Bayes linear estimator in the general linear model

TL;DR

This paper investigates the properties and optimality of Bayes linear estimators within the general linear model, unifying various estimators and providing conditions for their equivalence and efficiency improvements.

Contribution

It introduces a comprehensive analysis of Bayes linear estimators, including their properties, conditions for equivalence, and applications to models like Rao's mixed-effects and spatial error models.

Findings

Bayes linear estimators exhibit properties like sufficiency and completeness.

Necessary and sufficient conditions for estimator coincidence are derived.

Results can lead to more efficient estimation procedures in complex models.

Abstract

The Bayes linear estimator is derived by minimizing the Bayes risk with respect to the squared loss function. Non-unbiased estimators such as ordinary ridge, typical shrinkage, fractional rank, and restricted least squares estimators, as well as classical linear unbiased estimators such as ordinary least squares and generalized least squares estimators, are either Bayes linear estimators or their limit points. In this paper, we discuss the statistical properties and optimality of Bayes linear estimators.
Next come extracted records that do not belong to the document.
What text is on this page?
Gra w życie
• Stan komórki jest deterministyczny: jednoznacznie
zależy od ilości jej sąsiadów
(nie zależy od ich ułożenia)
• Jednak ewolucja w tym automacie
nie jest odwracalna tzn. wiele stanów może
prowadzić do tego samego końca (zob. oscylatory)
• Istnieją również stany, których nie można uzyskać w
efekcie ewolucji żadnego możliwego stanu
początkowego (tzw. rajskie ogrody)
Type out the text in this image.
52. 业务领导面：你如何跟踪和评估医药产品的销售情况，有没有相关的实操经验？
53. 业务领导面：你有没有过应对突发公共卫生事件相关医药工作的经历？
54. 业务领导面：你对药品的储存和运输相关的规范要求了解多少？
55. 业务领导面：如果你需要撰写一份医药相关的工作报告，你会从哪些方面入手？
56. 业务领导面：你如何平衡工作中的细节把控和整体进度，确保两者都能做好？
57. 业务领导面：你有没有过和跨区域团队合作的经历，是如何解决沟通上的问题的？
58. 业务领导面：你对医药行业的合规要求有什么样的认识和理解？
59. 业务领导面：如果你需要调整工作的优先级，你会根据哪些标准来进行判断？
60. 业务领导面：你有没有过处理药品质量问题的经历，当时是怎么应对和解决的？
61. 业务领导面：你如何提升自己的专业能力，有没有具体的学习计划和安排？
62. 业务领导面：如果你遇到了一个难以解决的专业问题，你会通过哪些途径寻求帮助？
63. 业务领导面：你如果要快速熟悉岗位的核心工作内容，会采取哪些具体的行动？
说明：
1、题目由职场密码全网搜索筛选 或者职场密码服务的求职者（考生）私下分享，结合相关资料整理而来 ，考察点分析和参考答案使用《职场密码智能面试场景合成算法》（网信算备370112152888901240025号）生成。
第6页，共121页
First, we explore properties of Bayes linear estimators such as linear sufficiency and linear completeness. Second, we derive necessary and sufficient conditions under which two Bayes linear estimators coincide. In particular, several examples, including Rao's mixed-effects model and the general linear model with a spatial error process, demonstrate that our results can lead to a more efficient estimation procedure. Finally, we establish equivalence conditions for the equality of residual sums of squares when Bayes linear estimators are considered.